Imagen de las banderas de las naciones sin estado que adornan el techo del dublinés Celt Pub. R.C.
photo_camera Imagen de las banderas de las naciones sin estado que adornan el techo del dublinés Celt Pub. R.C.

CON la victoria del Sinn Féin todavía fresca, apenas dos días antes, el Celt Pub es el único lugar que yo haya visto en Dublín donde se respira cierto ambiente de euforia. Es el primer sábado tras conocerse los resultados y hay alegría, pero tampoco es que sea una locura, a pesar de que es la primera vez que este partido gana las elecciones de la República de Irlanda. El techo del local está decorado con las banderas de todas las naciones sin estado. La estreleira gallega forma trío de honor con la estelada y la ikurriña. El Celt es la boca del lobo, donde se dan cita los seguidores acérrimos del Sinn Féin. Nada más entrar, un señor mayor con siete Guiness de más nos anuncia que perteneció al IRA. Pau Borrás, un joven y apuesto valenciano que lleva muchos años instalado en Dublín ejerce de traductor. No parece que las aventuras del señor del IRA impresionen demasiado a nadie allí, bien porque son mentira, bien porque para todo el mundo aquí son cosas para olvidar, bien porque la mitad de los presentes pertenecieron al IRA. Eso se me escapa y tampoco es cosa de preguntar.

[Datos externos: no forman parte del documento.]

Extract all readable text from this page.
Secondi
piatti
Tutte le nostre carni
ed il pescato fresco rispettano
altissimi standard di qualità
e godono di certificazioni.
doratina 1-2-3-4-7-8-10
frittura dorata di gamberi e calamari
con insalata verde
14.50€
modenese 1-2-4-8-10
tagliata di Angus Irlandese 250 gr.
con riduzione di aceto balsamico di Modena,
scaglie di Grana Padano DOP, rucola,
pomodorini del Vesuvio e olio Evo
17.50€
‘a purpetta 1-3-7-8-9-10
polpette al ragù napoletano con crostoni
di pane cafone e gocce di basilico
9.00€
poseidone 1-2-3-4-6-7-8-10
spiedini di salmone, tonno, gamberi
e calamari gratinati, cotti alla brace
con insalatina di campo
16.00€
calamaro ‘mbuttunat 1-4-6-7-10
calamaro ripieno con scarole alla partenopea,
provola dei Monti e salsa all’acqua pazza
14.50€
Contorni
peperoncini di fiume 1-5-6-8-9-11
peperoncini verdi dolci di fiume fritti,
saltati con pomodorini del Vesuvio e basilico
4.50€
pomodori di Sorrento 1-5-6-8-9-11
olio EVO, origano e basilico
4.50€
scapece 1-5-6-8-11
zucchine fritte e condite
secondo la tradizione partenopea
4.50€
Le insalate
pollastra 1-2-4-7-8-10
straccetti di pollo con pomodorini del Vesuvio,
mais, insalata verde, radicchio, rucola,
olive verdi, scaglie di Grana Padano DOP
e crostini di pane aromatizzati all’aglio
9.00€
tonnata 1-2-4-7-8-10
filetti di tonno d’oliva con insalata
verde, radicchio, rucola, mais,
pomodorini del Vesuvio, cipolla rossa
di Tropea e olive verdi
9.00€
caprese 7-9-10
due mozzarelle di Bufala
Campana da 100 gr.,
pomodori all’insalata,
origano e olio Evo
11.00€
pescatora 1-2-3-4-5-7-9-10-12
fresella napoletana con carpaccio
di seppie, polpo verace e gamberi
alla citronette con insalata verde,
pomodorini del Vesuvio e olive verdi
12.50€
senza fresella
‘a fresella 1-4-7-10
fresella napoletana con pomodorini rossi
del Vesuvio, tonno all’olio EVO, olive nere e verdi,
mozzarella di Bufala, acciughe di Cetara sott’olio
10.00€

Entre cientos de fotos de viejos luchadores por la independencia, activistas y terroristas, lo que más preocupa en la terraza del local es que la calefacción no funciona. Una tormenta de proporciones apocalípticas dejó paralizada media ciudad y al Celt sin calefacción en la terraza. Al parecer, según nos explica otro señor, una gotera se abrió justo sobre los cables de los calentadores eléctricos, por lo que, dice, aunque nadie nos prohibirá darle al interruptor bajo nuestra responsabilidad, tampoco nadie garantiza que sobrevivamos a una electrocución.

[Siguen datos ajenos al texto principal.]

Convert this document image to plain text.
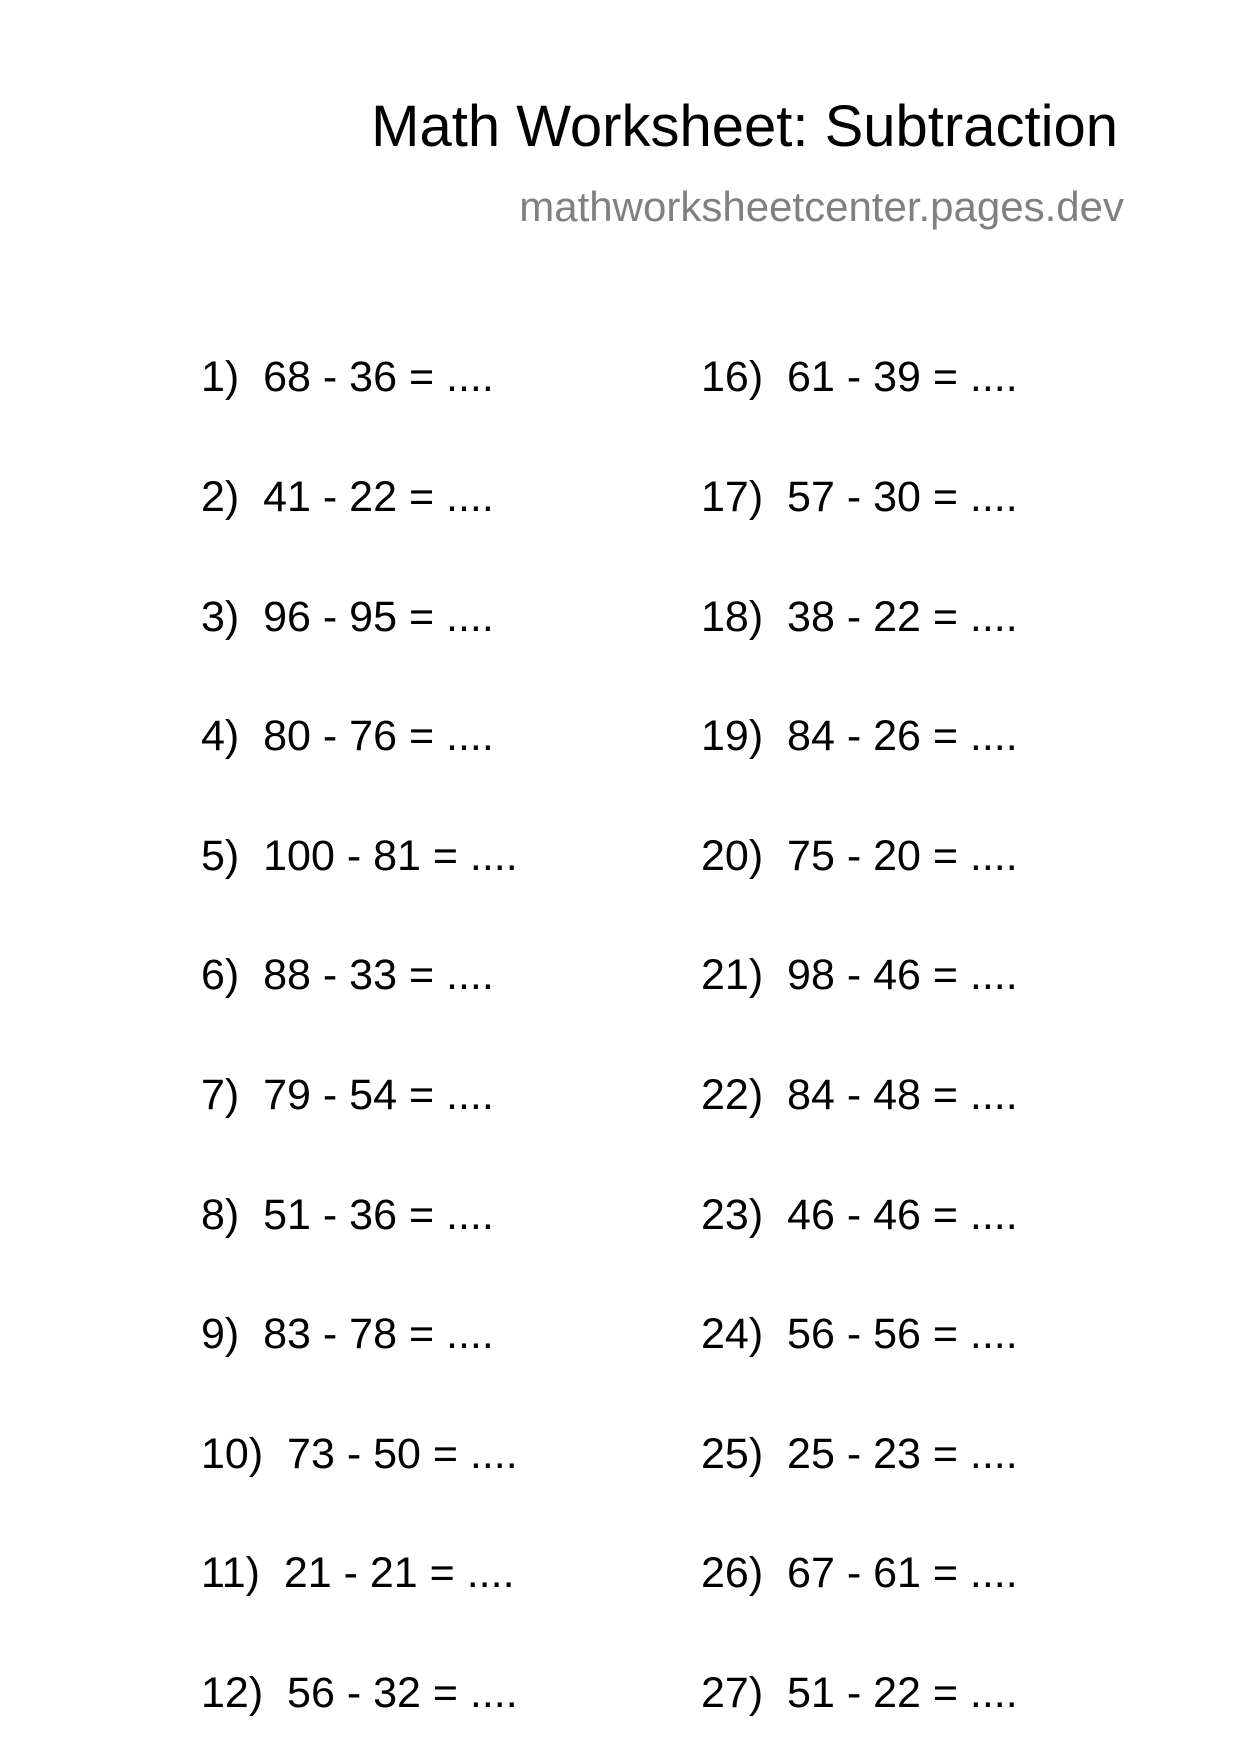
Math Worksheet: Subtraction
mathworksheetcenter.pages.dev
1)  68 - 36 = ....
2)  41 - 22 = ....
3)  96 - 95 = ....
4)  80 - 76 = ....
5)  100 - 81 = ....
6)  88 - 33 = ....
7)  79 - 54 = ....
8)  51 - 36 = ....
9)  83 - 78 = ....
10)  73 - 50 = ....
11)  21 - 21 = ....
12)  56 - 32 = ....
16)  61 - 39 = ....
17)  57 - 30 = ....
18)  38 - 22 = ....
19)  84 - 26 = ....
20)  75 - 20 = ....
21)  98 - 46 = ....
22)  84 - 48 = ....
23)  46 - 46 = ....
24)  56 - 56 = ....
25)  25 - 23 = ....
26)  67 - 61 = ....
27)  51 - 22 = ....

El local es todo un emblema. En la década de los 70, mientras el IRA trasladaba el conflicto del Ulster a las calles de Londres, el Gobierno británico, valiéndose de la Fuerza Voluntaria del Ulster, los GAL británicos, hizo lo propio en Dublín y otras ciudades irlandesas. En 1974, el 17 de mayo, a las cinco de la tarde, cuatro coches bomba saltaron por los aires, uno en Monagham y tres en Dublín, dejando 33 muertos y 300 heridos. El más sangriento de los cuatro atentados se produjo frente al Celt Pub. Mató a 14 personas, 13 de ellas mujeres, una embarazada de nueve meses. No es de extrañar por tanto que este lugar represente para muchos dublineses uno de los grandes símbolos de la lucha contra el Imperio Británico por la unificación con Irlanda del Norte.

"Me dice que Irlanda y Galiza son la misma patria y que él y yo somos hermanos"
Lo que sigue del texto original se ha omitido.